First, as a disclaimer, I use ArrayList as the first structure I reach for out of the bag, rather than Vector. Basically because of the (years old) synchronization issue, and the fact that most of our stuff is in Session Beans or equally thread safe areas.

But what I've learned is that whoever was using Vector everywhere probably arrived at that default decision one of two ways.

One, they used the "damn the performance, speeding the system up later is more efficient than hunting down random thread safety bugs" rule, or, most probably, they used Vector solely because "everyone else used vector".

That is whenever the first engineer started work on the system, they made, for whatever reason, the decision to use Vector as their Collection hammer.

Later new folks coming on board saw old code with prevalent and pervasive use of Vector, so they just used it to. "We seem to be using it everywhere else, these are smart guys, they've chosen this from some reason not worth asking about -- I have a deadline to meet" kind of reasoning. And thus, it propagated.

Many coders simply know not what or why they do. Mind, not out of malice, or laziness, or being "stupid", but rather just the enormity of most modern software systems and frameworks. But when they don't have a strong, compelling reason to not do something, they defer to authority about the "right way", whether that authority is a Senior colleague, a web post from someone they like, or, most likely, the authority of code written, tested, and vetted by the Powers That Be.

This is why, particularly on large projects, early decisions can have long term consequences as teams grow and "learn" from working code.

I always use

Arraylist a;[...]for(int i=a.size()-1;i>=0;--i)

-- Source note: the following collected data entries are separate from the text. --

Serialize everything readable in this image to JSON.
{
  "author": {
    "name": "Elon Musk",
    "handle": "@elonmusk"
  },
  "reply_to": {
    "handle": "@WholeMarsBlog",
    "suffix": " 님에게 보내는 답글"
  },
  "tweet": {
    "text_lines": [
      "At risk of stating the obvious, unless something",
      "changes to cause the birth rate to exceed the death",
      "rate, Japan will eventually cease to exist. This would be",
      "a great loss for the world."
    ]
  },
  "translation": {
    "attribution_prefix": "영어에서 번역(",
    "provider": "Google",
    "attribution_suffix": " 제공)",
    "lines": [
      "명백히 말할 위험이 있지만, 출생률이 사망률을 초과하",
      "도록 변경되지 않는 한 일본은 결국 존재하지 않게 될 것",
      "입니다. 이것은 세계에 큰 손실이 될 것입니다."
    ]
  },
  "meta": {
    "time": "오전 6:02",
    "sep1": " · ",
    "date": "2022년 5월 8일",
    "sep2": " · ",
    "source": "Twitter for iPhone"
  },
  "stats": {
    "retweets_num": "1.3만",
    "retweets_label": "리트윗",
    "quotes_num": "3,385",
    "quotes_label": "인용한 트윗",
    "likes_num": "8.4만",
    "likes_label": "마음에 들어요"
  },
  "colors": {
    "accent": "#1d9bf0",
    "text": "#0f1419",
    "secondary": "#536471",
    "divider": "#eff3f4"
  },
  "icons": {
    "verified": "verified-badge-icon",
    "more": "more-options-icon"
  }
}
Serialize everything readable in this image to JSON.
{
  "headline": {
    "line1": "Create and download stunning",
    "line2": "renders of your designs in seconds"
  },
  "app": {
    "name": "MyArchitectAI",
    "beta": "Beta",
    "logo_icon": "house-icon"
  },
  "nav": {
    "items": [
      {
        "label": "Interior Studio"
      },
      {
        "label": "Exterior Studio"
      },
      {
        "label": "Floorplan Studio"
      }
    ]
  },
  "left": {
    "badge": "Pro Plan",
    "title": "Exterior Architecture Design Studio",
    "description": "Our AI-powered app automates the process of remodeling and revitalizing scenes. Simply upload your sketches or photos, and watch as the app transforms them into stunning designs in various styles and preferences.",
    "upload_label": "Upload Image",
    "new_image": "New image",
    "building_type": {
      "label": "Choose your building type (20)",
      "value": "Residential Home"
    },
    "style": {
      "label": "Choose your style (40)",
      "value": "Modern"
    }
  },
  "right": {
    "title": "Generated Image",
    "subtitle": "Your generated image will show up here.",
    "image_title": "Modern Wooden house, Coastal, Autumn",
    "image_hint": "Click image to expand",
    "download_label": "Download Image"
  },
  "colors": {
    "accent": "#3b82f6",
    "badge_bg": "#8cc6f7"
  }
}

unless a different behavior is absolutely required. If the order doesn't matter I even use a Bag (an unordered list - which isn't included in Java's collections), because removing elements is a lot faster there.

While this kind of thing is often in the realm of micro/low-level optimization, I do it everywhere regardless. In my opinion it's alright, because there isn't much of a readability/typing difference to the other alternatives.

However, generally low-level optimizations aren't the best thing to do. Many of 'em can degenerate the quality of the code drastically without improving performance that much.

Whenever I throw the "premature optimization is the root of all evil" quote around I'm referring to low-level optimizations. High-level optimizations, however, are a different thing. If you have experience in the area it would be foolish to use a simpler algorithm instead of a better suited one.

Additionally, high-level optimizations usually offer the biggest performance gains. It's really something to think about beforehand. If the profiler still indicates problems try another approach. Once that's done you can eventually start with low-level optimizations. That is, if it's still required. But don't scatter bit-ops and unrolled for-loops all over the place if there isn't a valid reason for doing so.

Hi, I doubt that in a single threaded Application going from Vector to ArrayList will buy you much. Uncontented synchronization is usually fast on modern VM's Regards, Markus (java performance blog)

It's nice to see this stated so clearly. I work on scheduling/optimisation algorithms (Operations Research, etc) and we've conducted experiments on various Java language constructs. We're trying to ensure that, when we write our code, it is written the correct way from a performance perspective. The example you give, of caching a Collection's size, is a common one.

Some might consider our resulting code to be "prematurely optimised". In my opinion, knowing the fastest way to access an ArrayList, or avoiding HashSets unless you really need Set semantics, is just a good coding practice.

Both the original article and whartung's comment point to one deficiency - a lack of coding guidelines for the project. (the counter-part for this, a list of coding anti-patterns that shows what the code base is trying to move away from).

It's also worth setting performance goals for different modules. A low-level module may be called so frequently that it has to avoid using Iterator and move even trivial loop invariants out (e.g. v.size() above).

Conversely, on a higher-level module, using Iterator makes sense because it results in code that is easy to understand.